To make the HCH, the researchers used a poly (ethylene glycol) (PEG)-assisted emulsion-templating technique. The technique occurs in two steps: hydrothermal and pyrolysis. The PEG molecular mass was varied from PEG-1000 to PEG-2000 to PEG-4000 throughout hydrothermal synthesis, and after pyrolysis, hollow carbon structures with a closed shell (HCS), a single hole in the shell (HCH), and a bowl-like shell (HCB) were created.

They observed that the PEG molecules in the emulsion system may be employed as a reverse demulsifier (primarily related to the PEG molecular weight) to cause hollow structures, with or without an opening in the shell, to form. Furthermore, the hollow constructions’ widths and hole sizes may be customized.

According to the researcher's recent study, void-confinement effects caused by void space can influence the hydrodynamics of intermediates and, as a result, the catalytic selectivity in hydrogenation reactions.

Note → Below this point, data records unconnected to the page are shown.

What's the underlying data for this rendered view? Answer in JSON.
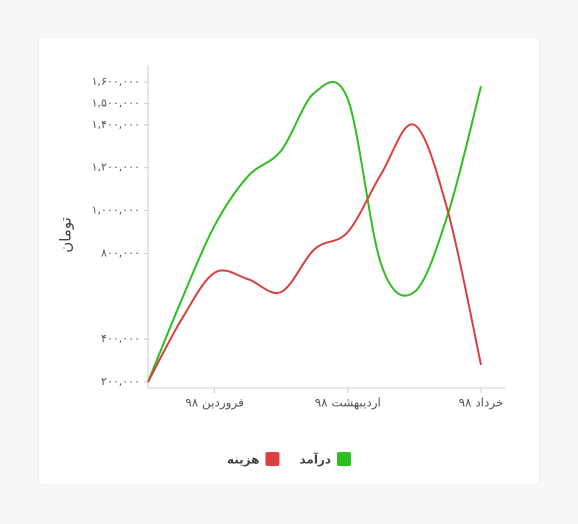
{
  "chart_data": {
    "type": "line",
    "y_label": "تومان",
    "categories": [
      null,
      null,
      "فروردین ۹۸",
      null,
      null,
      null,
      "اردیبهشت ۹۸",
      null,
      null,
      null,
      "خرداد ۹۸"
    ],
    "series": [
      {
        "name": "درآمد",
        "color": "#2dbf1f",
        "values": [
          200000,
          580000,
          930000,
          1160000,
          1280000,
          1550000,
          1520000,
          750000,
          620000,
          980000,
          1580000
        ]
      },
      {
        "name": "هزینه",
        "color": "#d94040",
        "values": [
          200000,
          490000,
          710000,
          680000,
          620000,
          820000,
          900000,
          1170000,
          1400000,
          1000000,
          280000
        ]
      }
    ],
    "ylim": [
      200000,
      1600000
    ],
    "yticks": [
      {
        "value": 200000,
        "label": "۲۰۰,۰۰۰"
      },
      {
        "value": 400000,
        "label": "۴۰۰,۰۰۰"
      },
      {
        "value": 800000,
        "label": "۸۰۰,۰۰۰"
      },
      {
        "value": 1000000,
        "label": "۱,۰۰۰,۰۰۰"
      },
      {
        "value": 1200000,
        "label": "۱,۲۰۰,۰۰۰"
      },
      {
        "value": 1400000,
        "label": "۱,۴۰۰,۰۰۰"
      },
      {
        "value": 1500000,
        "label": "۱,۵۰۰,۰۰۰"
      },
      {
        "value": 1600000,
        "label": "۱,۶۰۰,۰۰۰"
      }
    ]
  }
}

The adsorption capabilities and kinetics of HCS/HCH/HCB towards adsorbates of various molecular sizes were investigated. The opening-hole hollow structures, according to the results, can boost the mass transfer of big molecules (e.g., CR) to raise the adsorption rate while also inducing a void-confinement action to improve the adsorption capability.

Our discovery in this adsorption study points to a new direction to reveal void-confinement effects.

Qun Yu, Doctoral Candidate, Qingdao Institute of Bioenergy and Bioprocess Technology

Professor Guanghui Wang comments, “We also envision that such PEG-assisted strategy can stimulate further research in material synthesis, and the HCH can be used not only for fundamental study but also for practical application in adsorption, catalysis, and controlled release.”

The National Natural Science Foundation of China, QIBEBT, and the DNL Cooperation Fund, along with the Zhejiang Provincial Natural Science Foundation of China, supported the study.

Journal Reference:

Yu, Q., et al. (2022) Single-Hole Hollow Carbon Nanospheres via a Poly(ethylene glycol)-Assisted Emulsion-Templating Strategy for Intensified Liquid-Phase Adsorption. Chemistry of Materials.